La notizia ha dell’incredibile: la Corte Suprema del Regno Unito ha sentenziato che le donne transgender (ovvero quelle che hanno a tutti gli effetti cambiato sesso biologicamente e innanzi allo Stato) non possono definirsi destinatarie delle tutele che la legge garantisce alle donne biologiche. Non dunque una definizione a priori di cosa sia una donna, bensì che i diritti alle donne riservati (es. quote rosa, partecipazione nei CDA, etc) non si debbano estendere a chi donna non lo è dalla nascita.
A ben vedere, questa pronuncia è la ciliegina su un dibattito che segue quello molto acceso avviato da Trump, ma anche dal caso della pugile algerina Iman Khelif e da tanti tanti altri, anche nostrani ovviamente e anche più di uso quotidiano (possono le donne transgender andare al bagno delle femmine?).
Che polverone e d’altronde non poteva essere differentemente dato che il cambio di sesso è di per sé una pratica straordinaria e incredibile che si è accresciuta tecnicamente con l’evoluzione e l’avvenirismo della medicina di genere (mentre le leggi, come l’opinione pubblica, hanno altri tempi, si sa).
Oggi giorno tra l’altro si parla della “fluidità”, del non essere “binari” e di tutto quello che ne conseguirà con l’identificazione sessuale, già fra minorenni e nei media a loro destinati ed è quindi probabile immaginare che i numeri in tal senso aumenteranno.
In Italia l’ultima volta che fu ripreso ufficialmente l’argomento fu in occasione del DDL Zan che si era permesso “solo” di ritenere che l’identificazione sessuale dovesse essere una scelta personale (e in quanto tale penalmente tutelabile) e già allora volarono botte da orbi (con il DDL poi cassato dal Parlamento), ma ora il Regno Unito ha fatto molto di più.
L’opinione pubblica si divise, le stesse donne si divisero fra chi riteneva giusto questo distinguo, tra donna biologica e donna transgender, e chi no.

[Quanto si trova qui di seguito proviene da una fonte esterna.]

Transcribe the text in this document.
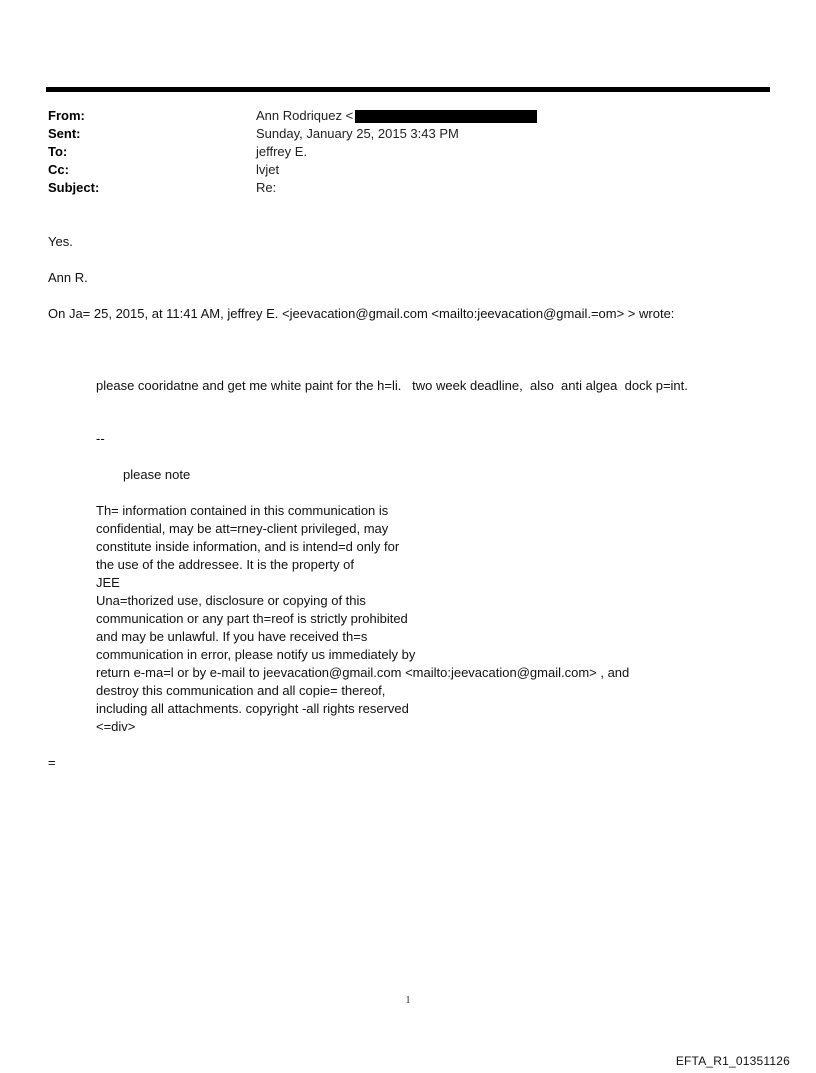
From:	Ann Rodriquez <
Sent:	Sunday, January 25, 2015 3:43 PM
To:	jeffrey E.
Cc:	lvjet
Subject:	Re:
Yes.
Ann R.
On Ja= 25, 2015, at 11:41 AM, jeffrey E. <jeevacation@gmail.com <mailto:jeevacation@gmail.=om> > wrote:
please cooridatne and get me white paint for the h=li.   two week deadline,  also  anti algea  dock p=int.
--
please note
Th= information contained in this communication is
confidential, may be att=rney-client privileged, may
constitute inside information, and is intend=d only for
the use of the addressee. It is the property of
JEE
Una=thorized use, disclosure or copying of this
communication or any part th=reof is strictly prohibited
and may be unlawful. If you have received th=s
communication in error, please notify us immediately by
return e-ma=l or by e-mail to jeevacation@gmail.com <mailto:jeevacation@gmail.com> , and
destroy this communication and all copie= thereof,
including all attachments. copyright -all rights reserved
<=div>
=
1
EFTA_R1_01351126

A sostegno delle prime il tema che le donne, già notoriamente afflitte dalla disparità di genere, non possano condividere quei pochi spazi a loro riservati.
A sostegno delle seconde che l’inclusione deve essere prevalente sulla perdita di posizioni di preferenza.
Ognuno ha le sue ragioni e come sempre, conosciute, non vi restano traccia di razzismi, discriminazioni o persecuzioni. Solo di interessi generali e particolari e di conseguenze, quelle sì, perché a conti fatti significa aver creato un precedente di donne di serie A e di serie B dove le seconde, seppur donne, hanno meno diritti.
E’ giusto tutto questo?
La più alta Corte del Regno Unito ha sentenziato.
Largo ai posteri comprendere se sarà stata quella giusta o sbagliata.